Growth factors are well-documented factors regulating the proliferation of follicle cells of the thyroid in many in vitro experiments [17]. It has been demonstrated that IGF-1 stimulates cellular mitogenesis of tyreocytes, whereas TGF-β1 inhibits the proliferation of follicle cells of the thyroid in experimental conditions [4]. In our study we did not find any significant difference in serum IGF-1 levels between goitrous and healthy children. These results were similar to Aydin et al.’s study in Turkey [6]. This might be due to the negative impact of thyroid dysfunction on IGF-1 levels. There are some other reports of a negative impact of thyroid dysfunction or iodine deficiency on IGF-1 levels [18,19].
Mild-to-moderate zinc deficiency is common in developing countries because of a low dietary intake of zinc-rich animal-source foods, in which zinc is more bioavailable, and a high consumption of legumes and cereal grains, which contain inhibitors of zinc absorption [20–22]. No children had serum zinc concentration < 55 mg/dL, below the cut-off for moderate deficiency, but serum zinc ≤ 65 mg/dL, indicating mild zinc deficiency, was found in 10.8% of the goitrous children and 7.2% of the healthy children. This rate is lower than that found in other developing countries (30%–55%) [23,24], but still higher than in industrialized nations [25].
In our study, the plasma TSH level was significantly lower in zinc-deficient children, but serum total T3 and T4 concentrations were not affected by zinc status. T4 to T3 conversion and feedback to the hypophysis may be affected by zinc deficiency. In animal studies, severe zinc-deficient rats had flattened epithelial cells, colloid accumulation and lower T3 concentration [26,27]. However, the thyroid glands of zinc-deficient animals were smaller in size and pale or whitish pale in colour.
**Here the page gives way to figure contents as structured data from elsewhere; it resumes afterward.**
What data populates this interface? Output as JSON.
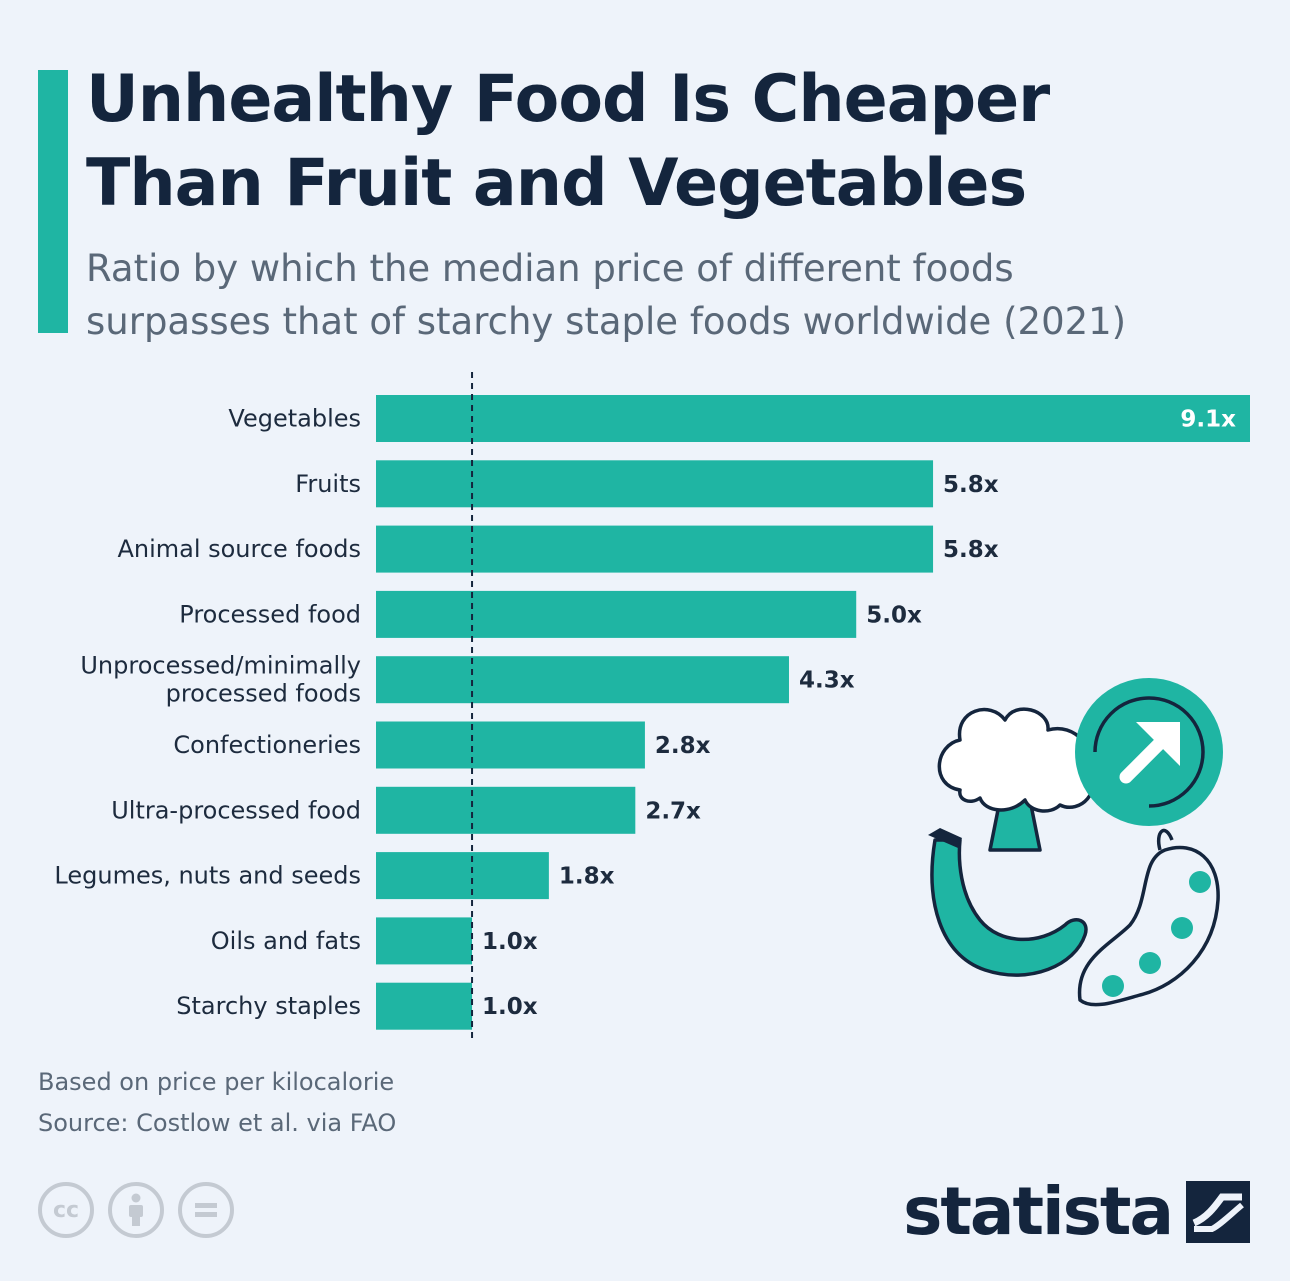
{
  "header": {
    "title_line1": "Unhealthy Food Is Cheaper",
    "title_line2": "Than Fruit and Vegetables",
    "subtitle_line1": "Ratio by which the median price of different foods",
    "subtitle_line2": "surpasses that of starchy staple foods worldwide (2021)"
  },
  "colors": {
    "bar": "#1fb5a3",
    "title": "#14253d",
    "text": "#1d2b3e",
    "muted": "#5a6878",
    "background": "#eef3fa"
  },
  "chart_data": {
    "type": "bar",
    "orientation": "horizontal",
    "title": "Unhealthy Food Is Cheaper Than Fruit and Vegetables",
    "xlabel": "",
    "ylabel": "",
    "xlim": [
      0,
      9.1
    ],
    "reference_line": 1.0,
    "grid": false,
    "categories": [
      [
        "Vegetables"
      ],
      [
        "Fruits"
      ],
      [
        "Animal source foods"
      ],
      [
        "Processed food"
      ],
      [
        "Unprocessed/minimally",
        "processed foods"
      ],
      [
        "Confectioneries"
      ],
      [
        "Ultra-processed food"
      ],
      [
        "Legumes, nuts and seeds"
      ],
      [
        "Oils and fats"
      ],
      [
        "Starchy staples"
      ]
    ],
    "values": [
      9.1,
      5.8,
      5.8,
      5.0,
      4.3,
      2.8,
      2.7,
      1.8,
      1.0,
      1.0
    ],
    "value_labels": [
      "9.1x",
      "5.8x",
      "5.8x",
      "5.0x",
      "4.3x",
      "2.8x",
      "2.7x",
      "1.8x",
      "1.0x",
      "1.0x"
    ]
  },
  "footer": {
    "note": "Based on price per kilocalorie",
    "source": "Source: Costlow et al. via FAO",
    "license_icons": [
      "cc",
      "by",
      "nd"
    ],
    "brand": "statista"
  },
  "illustration": {
    "icons": [
      "broccoli-icon",
      "banana-icon",
      "pea-pod-icon",
      "arrow-up-right-icon"
    ]
  }
}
Histopathologically, these glands showed atrophy and degeneration in the follicles [11]. Olivieri et al. did not find any relation between human zinc status and thyroid function [28], whereas Onishchenko et al. found that in regions exposed to some toxic metals and organic compounds zinc deficiency was a goitrogenic factor that aggravated the severity of goitre prevalence in the presence of iodine deficiency [10].
In a zinc deletion–repletion study carried out in humans, TSH, total T4 and free T4 tended to decrease during the depletion phase and returned to control levels after zinc repletion [29]. Those results suggested that zinc may play an important role in thyroid hormone metabolism, although the exact mechanism by which zinc affects thyroid hormone function is far from clear.
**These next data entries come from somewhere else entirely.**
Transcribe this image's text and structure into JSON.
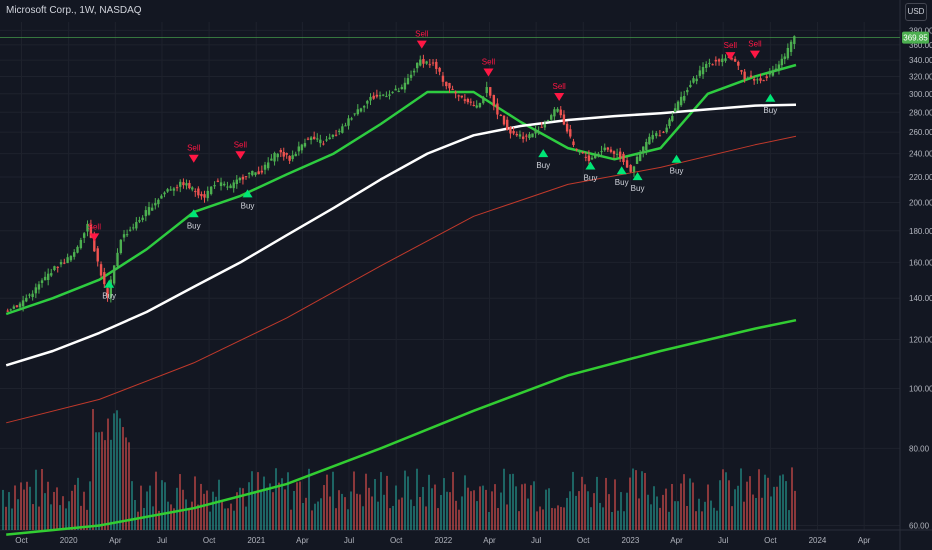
{
  "header": {
    "title": "Microsoft Corp., 1W, NASDAQ",
    "currency": "USD"
  },
  "colors": {
    "background": "#131722",
    "grid": "#1e222d",
    "up": "#26a69a",
    "candle_up": "#4caf50",
    "candle_down": "#ef5350",
    "ema_fast": "#e91e63",
    "ma_green": "#2ecc40",
    "ma_white": "#ffffff",
    "ma_red": "#c0392b",
    "volume_ma": "#32cd32",
    "price_label": "#4caf50",
    "buy": "#00e676",
    "sell": "#ff1744"
  },
  "chart_data": {
    "type": "line",
    "x_axis_labels": [
      "Oct",
      "2020",
      "Apr",
      "Jul",
      "Oct",
      "2021",
      "Apr",
      "Jul",
      "Oct",
      "2022",
      "Apr",
      "Jul",
      "Oct",
      "2023",
      "Apr",
      "Jul",
      "Oct",
      "2024",
      "Apr"
    ],
    "x_axis_label_dates": [
      "2019-10-01",
      "2020-01-01",
      "2020-04-01",
      "2020-07-01",
      "2020-10-01",
      "2021-01-01",
      "2021-04-01",
      "2021-07-01",
      "2021-10-01",
      "2022-01-01",
      "2022-04-01",
      "2022-07-01",
      "2022-10-01",
      "2023-01-01",
      "2023-04-01",
      "2023-07-01",
      "2023-10-01",
      "2024-01-01",
      "2024-04-01"
    ],
    "y_axis_labels": [
      "380.00",
      "360.00",
      "340.00",
      "320.00",
      "300.00",
      "280.00",
      "260.00",
      "240.00",
      "220.00",
      "200.00",
      "180.00",
      "160.00",
      "140.00",
      "120.00",
      "100.00",
      "80.00",
      "60.00"
    ],
    "y_scale": "log",
    "ylim": [
      59,
      392
    ],
    "last_price": "369.85",
    "price_series": {
      "name": "",
      "x": [
        "2019-09-01",
        "2019-10-01",
        "2019-11-01",
        "2019-12-01",
        "2020-01-15",
        "2020-02-10",
        "2020-03-01",
        "2020-03-20",
        "2020-04-15",
        "2020-05-15",
        "2020-06-15",
        "2020-07-15",
        "2020-08-15",
        "2020-09-01",
        "2020-09-25",
        "2020-10-15",
        "2020-11-15",
        "2020-12-15",
        "2021-01-15",
        "2021-02-15",
        "2021-03-10",
        "2021-04-15",
        "2021-05-15",
        "2021-06-15",
        "2021-07-15",
        "2021-08-15",
        "2021-09-15",
        "2021-10-15",
        "2021-11-20",
        "2021-12-15",
        "2022-01-10",
        "2022-01-28",
        "2022-02-15",
        "2022-03-10",
        "2022-03-30",
        "2022-04-20",
        "2022-05-15",
        "2022-06-15",
        "2022-07-15",
        "2022-08-15",
        "2022-09-15",
        "2022-10-15",
        "2022-11-15",
        "2022-12-15",
        "2023-01-05",
        "2023-02-10",
        "2023-03-10",
        "2023-04-01",
        "2023-05-01",
        "2023-06-01",
        "2023-07-15",
        "2023-08-15",
        "2023-09-15",
        "2023-10-15",
        "2023-11-01",
        "2023-11-20"
      ],
      "values": [
        134,
        137,
        145,
        155,
        165,
        185,
        160,
        140,
        175,
        185,
        198,
        210,
        215,
        210,
        205,
        215,
        212,
        222,
        225,
        242,
        235,
        255,
        250,
        260,
        280,
        295,
        300,
        305,
        340,
        335,
        310,
        300,
        295,
        285,
        305,
        280,
        260,
        255,
        265,
        285,
        245,
        235,
        245,
        238,
        225,
        255,
        260,
        285,
        310,
        335,
        345,
        320,
        315,
        330,
        345,
        369.85
      ]
    },
    "overlays": [
      {
        "name": "",
        "color": "#2ecc40",
        "x": [
          "2019-09-01",
          "2019-12-01",
          "2020-03-01",
          "2020-06-01",
          "2020-09-01",
          "2020-12-01",
          "2021-03-01",
          "2021-06-01",
          "2021-09-01",
          "2021-12-01",
          "2022-03-01",
          "2022-06-01",
          "2022-09-01",
          "2022-12-01",
          "2023-03-01",
          "2023-06-01",
          "2023-09-01",
          "2023-11-20"
        ],
        "values": [
          132,
          140,
          150,
          168,
          193,
          205,
          222,
          240,
          268,
          302,
          302,
          270,
          245,
          235,
          245,
          300,
          320,
          334
        ]
      },
      {
        "name": "",
        "color": "#ffffff",
        "x": [
          "2019-09-01",
          "2019-12-01",
          "2020-03-01",
          "2020-06-01",
          "2020-09-01",
          "2020-12-01",
          "2021-03-01",
          "2021-06-01",
          "2021-09-01",
          "2021-12-01",
          "2022-03-01",
          "2022-06-01",
          "2022-09-01",
          "2022-12-01",
          "2023-03-01",
          "2023-06-01",
          "2023-09-01",
          "2023-11-20"
        ],
        "values": [
          109,
          115,
          123,
          133,
          146,
          160,
          177,
          196,
          218,
          240,
          257,
          266,
          272,
          276,
          279,
          283,
          287,
          288
        ]
      },
      {
        "name": "",
        "color": "#c0392b",
        "x": [
          "2019-09-01",
          "2020-03-01",
          "2020-09-01",
          "2021-03-01",
          "2021-09-01",
          "2022-03-01",
          "2022-09-01",
          "2023-03-01",
          "2023-09-01",
          "2023-11-20"
        ],
        "values": [
          88,
          96,
          110,
          130,
          158,
          190,
          214,
          228,
          248,
          256
        ]
      },
      {
        "name": "",
        "color": "#32cd32",
        "x": [
          "2019-09-01",
          "2020-03-01",
          "2020-09-01",
          "2021-03-01",
          "2021-09-01",
          "2022-03-01",
          "2022-09-01",
          "2023-03-01",
          "2023-09-01",
          "2023-11-20"
        ],
        "values": [
          58,
          60,
          64,
          70,
          80,
          92,
          105,
          115,
          125,
          129
        ]
      }
    ],
    "signals": [
      {
        "label": "Sell",
        "type": "sell",
        "date": "2020-02-20",
        "price": 173
      },
      {
        "label": "Buy",
        "type": "buy",
        "date": "2020-03-20",
        "price": 150
      },
      {
        "label": "Sell",
        "type": "sell",
        "date": "2020-09-01",
        "price": 232
      },
      {
        "label": "Buy",
        "type": "buy",
        "date": "2020-09-01",
        "price": 195
      },
      {
        "label": "Sell",
        "type": "sell",
        "date": "2020-12-01",
        "price": 235
      },
      {
        "label": "Buy",
        "type": "buy",
        "date": "2020-12-15",
        "price": 210
      },
      {
        "label": "Sell",
        "type": "sell",
        "date": "2021-11-20",
        "price": 355
      },
      {
        "label": "Sell",
        "type": "sell",
        "date": "2022-03-30",
        "price": 320
      },
      {
        "label": "Buy",
        "type": "buy",
        "date": "2022-07-15",
        "price": 244
      },
      {
        "label": "Sell",
        "type": "sell",
        "date": "2022-08-15",
        "price": 292
      },
      {
        "label": "Buy",
        "type": "buy",
        "date": "2022-10-15",
        "price": 233
      },
      {
        "label": "Buy",
        "type": "buy",
        "date": "2022-12-15",
        "price": 229
      },
      {
        "label": "Buy",
        "type": "buy",
        "date": "2023-01-15",
        "price": 224
      },
      {
        "label": "Buy",
        "type": "buy",
        "date": "2023-04-01",
        "price": 239
      },
      {
        "label": "Sell",
        "type": "sell",
        "date": "2023-07-15",
        "price": 340
      },
      {
        "label": "Sell",
        "type": "sell",
        "date": "2023-09-01",
        "price": 342
      },
      {
        "label": "Buy",
        "type": "buy",
        "date": "2023-10-01",
        "price": 300
      }
    ],
    "grid": true,
    "legend": "none"
  }
}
Some of the selected children did not complete the survey and this was a limitation of the present study. Furthermore, as our study was limited to data from 16 urban schools in Arak it may not be possible to generalize the results to the whole schoolchild population of Islamic Republic of Iran.
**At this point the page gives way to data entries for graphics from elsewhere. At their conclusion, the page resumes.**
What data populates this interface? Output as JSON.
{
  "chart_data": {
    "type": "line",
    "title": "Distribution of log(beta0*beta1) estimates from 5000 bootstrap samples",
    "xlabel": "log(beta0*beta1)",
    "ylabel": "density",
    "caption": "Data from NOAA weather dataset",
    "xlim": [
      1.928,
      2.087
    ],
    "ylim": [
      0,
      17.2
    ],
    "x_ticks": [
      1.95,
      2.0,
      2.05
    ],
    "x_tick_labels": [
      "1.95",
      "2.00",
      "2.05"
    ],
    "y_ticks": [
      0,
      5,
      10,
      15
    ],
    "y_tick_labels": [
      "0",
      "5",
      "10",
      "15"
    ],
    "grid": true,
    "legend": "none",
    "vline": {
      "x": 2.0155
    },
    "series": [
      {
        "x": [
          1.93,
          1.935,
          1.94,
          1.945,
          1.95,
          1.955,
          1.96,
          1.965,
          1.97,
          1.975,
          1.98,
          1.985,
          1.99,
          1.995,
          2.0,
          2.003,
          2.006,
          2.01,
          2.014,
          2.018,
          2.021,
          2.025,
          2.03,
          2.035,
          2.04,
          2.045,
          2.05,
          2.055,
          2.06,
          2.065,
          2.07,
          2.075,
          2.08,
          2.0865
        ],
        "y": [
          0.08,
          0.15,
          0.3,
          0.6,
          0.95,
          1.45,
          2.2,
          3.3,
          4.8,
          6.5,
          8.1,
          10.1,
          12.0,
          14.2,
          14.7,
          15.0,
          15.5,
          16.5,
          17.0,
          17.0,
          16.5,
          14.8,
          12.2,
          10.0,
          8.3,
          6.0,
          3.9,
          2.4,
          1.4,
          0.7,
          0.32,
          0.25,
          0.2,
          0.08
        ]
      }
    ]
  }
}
To summarize, normal levels of urine iodine were found in both goitrous and healthy children. We found no significant differences in thyroid hormone, zinc, iodine or IGF-1 levels between goitrous and healthy schoolchildren. There was no significant difference in the prevalence of goitre between children with low and normal zinc levels. Further studies are needed to explain the residual prevalence of goitre the Islamic Republic of Iran.
Acknowledgements
The authors are indebted the GeneralOffice of Education and Training in Arak city and the head teachers and chiefs of the schools for their kind cooperation. We are extremely indebted to the authorities of the Research Deputy of Arak University of Medical Sciences for their financial and logistic support. We are most grateful to the laboratory centres of Vali-Asr hospital and the biochemistry department.